Re: 2.1.120 sluggish![3~

Stephen C. Tweedie (sct@redhat.com)
Mon, 14 Sep 1998 14:09:35 +0100


Hi,

On Mon, 7 Sep 1998 18:44:02 -0700, "David S. Miller"
<davem@dm.cobaltmicro.com> said:

> I think people need to look at the swap changes.

> One thing I have just noticed is that a (possibly important) invariant
> has changed. Now there is one place in the kernel where
> swap_duplicate() is called before a page is entered into the swap
> cache.

The ordering should not matter. The swap cache is absolutely not
interrupt safe, so in the absense of blocking, we should be protected by
the global kernel lock here. The only way we might get unexpected
behaviour from the order

> if (!swap_duplicate(entry)) /* Account for the swap cache */
> goto out_free_page;
> if (!add_to_swap_cache(new_page, entry))
> goto out_free_page;

is if one or other calls fail. Under normal circumstances, the
swap_duplicate will only fail if the swap is no longer used by this
point (eg. another thread has paged it in and modified it, invalidating
the swap cache entry).

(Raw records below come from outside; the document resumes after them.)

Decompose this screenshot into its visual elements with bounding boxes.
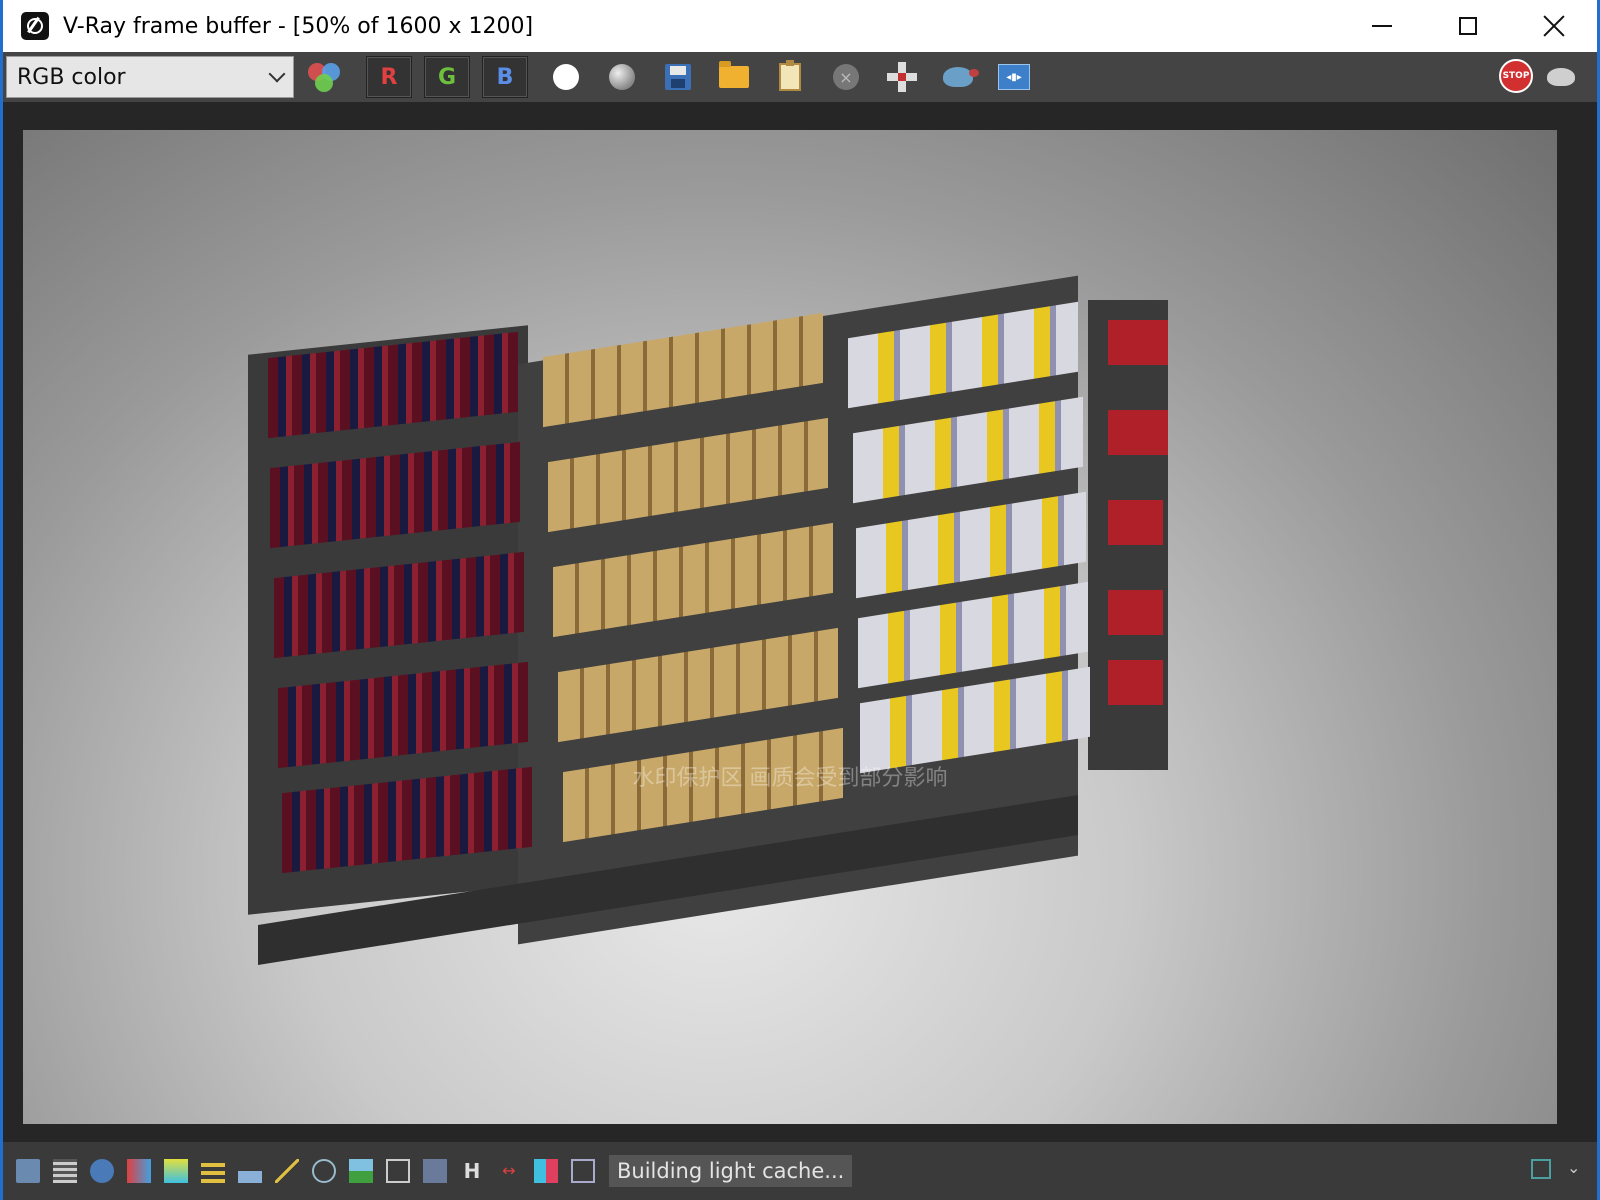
lut-icon[interactable] [423,1159,447,1183]
stop-label: STOP [1502,71,1530,81]
blue-channel-label: B [496,64,514,90]
watermark-text: 水印保护区 画质会受到部分影响 [632,766,948,791]
close-button[interactable] [1511,0,1597,52]
history-icon[interactable] [16,1159,40,1183]
color-channels-icon[interactable] [308,61,344,93]
levels-icon[interactable] [201,1159,225,1183]
close-icon [1543,15,1565,37]
distance-icon[interactable]: ↔ [497,1159,521,1183]
status-bar: H ↔ Building light cache... ⌄ [3,1142,1597,1200]
clear-icon[interactable]: × [828,59,864,95]
blue-channel-button[interactable]: B [482,56,528,98]
gray-sphere-icon[interactable] [604,59,640,95]
toolbar: RGB color R G B × ◂▮▸ STOP [3,52,1597,102]
curve-editor-icon[interactable] [386,1159,410,1183]
window-controls [1339,0,1597,52]
minimize-button[interactable] [1339,0,1425,52]
open-folder-icon[interactable] [716,59,752,95]
panel-toggle-icon[interactable] [1531,1159,1551,1179]
window-title: V-Ray frame buffer - [50% of 1600 x 1200… [63,13,534,39]
curves-icon[interactable] [275,1159,299,1183]
channel-dropdown[interactable]: RGB color [6,56,294,98]
green-channel-label: G [437,64,457,90]
white-point-icon[interactable] [548,59,584,95]
maximize-button[interactable] [1425,0,1511,52]
background-image-icon[interactable] [349,1159,373,1183]
render-view[interactable]: 水印保护区 画质会受到部分影响 [3,102,1597,1142]
compare-ab-icon[interactable]: ◂▮▸ [996,59,1032,95]
histogram-icon[interactable] [238,1159,262,1183]
title-bar[interactable]: V-Ray frame buffer - [50% of 1600 x 1200… [3,0,1597,52]
red-channel-label: R [380,64,398,90]
render-teapot-icon[interactable] [1547,64,1581,90]
maximize-icon [1459,17,1477,35]
hsl-icon[interactable] [164,1159,188,1183]
clipboard-icon[interactable] [772,59,808,95]
shelf-unit-image [248,275,1178,965]
stop-render-button[interactable]: STOP [1499,59,1533,93]
chevron-down-icon [268,65,286,83]
stamp-icon[interactable] [571,1159,595,1183]
h-icon[interactable]: H [460,1159,484,1183]
color-correction-icon[interactable] [127,1159,151,1183]
vfb-window: V-Ray frame buffer - [50% of 1600 x 1200… [0,0,1600,1200]
minimize-icon [1372,25,1392,27]
layers-icon[interactable] [53,1159,77,1183]
status-right-icons: ⌄ [1531,1159,1585,1179]
vray-logo-icon [21,12,49,40]
lens-effects-icon[interactable] [534,1159,558,1183]
region-render-icon[interactable] [884,59,920,95]
expand-chevron-icon[interactable]: ⌄ [1567,1159,1585,1177]
green-channel-button[interactable]: G [424,56,470,98]
red-channel-button[interactable]: R [366,56,412,98]
teapot-render-icon[interactable] [940,59,979,95]
info-icon[interactable] [90,1159,114,1183]
rendered-image: 水印保护区 画质会受到部分影响 [23,130,1557,1124]
save-icon[interactable] [660,59,696,95]
exposure-icon[interactable] [312,1159,336,1183]
channel-dropdown-value: RGB color [17,64,126,90]
status-message: Building light cache... [609,1155,853,1187]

The add_to_swap_cache cannot fail except through
an error logged to the console.

> Ie. always it is the case that the entry is in the swap cache before
> it is duplicated. This invariant has been around for some time which
> is why I look at it suspiciously. Whoops, I look again and there is
> in fact one other place where the ordering is different
> (vmscan.c:try_to_swap_out).

Yes. vmscan has done it the other way around since 2.1.89. We also do
a swap_duplicate on fork (obviously!) without ever even looking at the
swap cache. The two are very different things.

> This could be a red herring, I'll look at it some more.

OK, do let me know if it still worries you, but I know Bill has had
these patches out for a while, and they have been in use prior to
2.1.120 without anyone reporting errors. Specifically, the ordering of
the duplicate should matter not at all.